ZANU PF Secretary for Finance Patrick Chinamasa has crashed into the New Year 2022 with the step of a wounded lion: he says the year 2021 saw him lose not just his most prized assets and belongings, but also a good portion of his health was lost.
The former Finance Minister recounts three “misfortunes” he says befell him and his family in 2021, some of which left him staring death right in the eye. Chinamasa, a dedicated Catholic who plays key roles in the church in his Rusape area, says he survived only by the grace of God.
“As 2021 draws to an end my resolve is to give the year a back kick and forget the unpleasant events that occurred to me during the year,” Chinamasa recounts.

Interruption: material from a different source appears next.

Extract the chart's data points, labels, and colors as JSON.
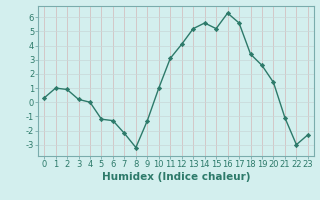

“For me 2021 was Annus Horribilis, a horrible year. A year when disasters and misfortunes hugged me and side by side became my constant companions.”
“In January 2021 I contracted COVID-19 and unable to breathe freely the oxygen in the atmosphere (which by the way we take for granted) was hospitalised for 10 days and was sustained by an oxygen machine.
“After I was discharged from hospital I had two weeks of daily physiotherapy sessions under the care of a Physiotherapist to help restore the functionality of the lungs which Covid-19 had partially disabled. Through the grace of God bit by bit over a long period I recovered my health,” Chinamasa reckons.
“On 10 July 2021 while driving on the Rusape to Harare road about 2km from the tollgate around 6pm, I was involved in a near fatal accident. Driving behind an old lorry laden high with heavy, poorly secured scrap iron junk loose pieces and poles, the scrap iron junk pieces and poles slipped from the lorry onto the tarmac onto my vehicle,” said Chinamasa.
The accident torched a grapevine wildfire as some observers linked it to his role as acting Zanu PF national commissar, the position widely regarded as the most dangerous in the ruling party. His vehicle was reduced to a pile and the veteran politician ended up hospitalised for days.
“I was saved by the airbag which popped out and hit me hard in the chest and palm of my left hand. I was again hospitalised for a week to allow doctors to monitor my condition in particular whether I had suffered internal injuries as well as to administer medical drugs to mitigate the excruciating left palm and chest pains.
“The palm and chest pains have not gotten away. Since the accident I have had to undergo weekly physiotherapy sessions to relieve the pain and at times have had to resort to Acupuncture treatment (i.e. Chinese traditional treatment through insertion of fine needles into the skin to relieve pain).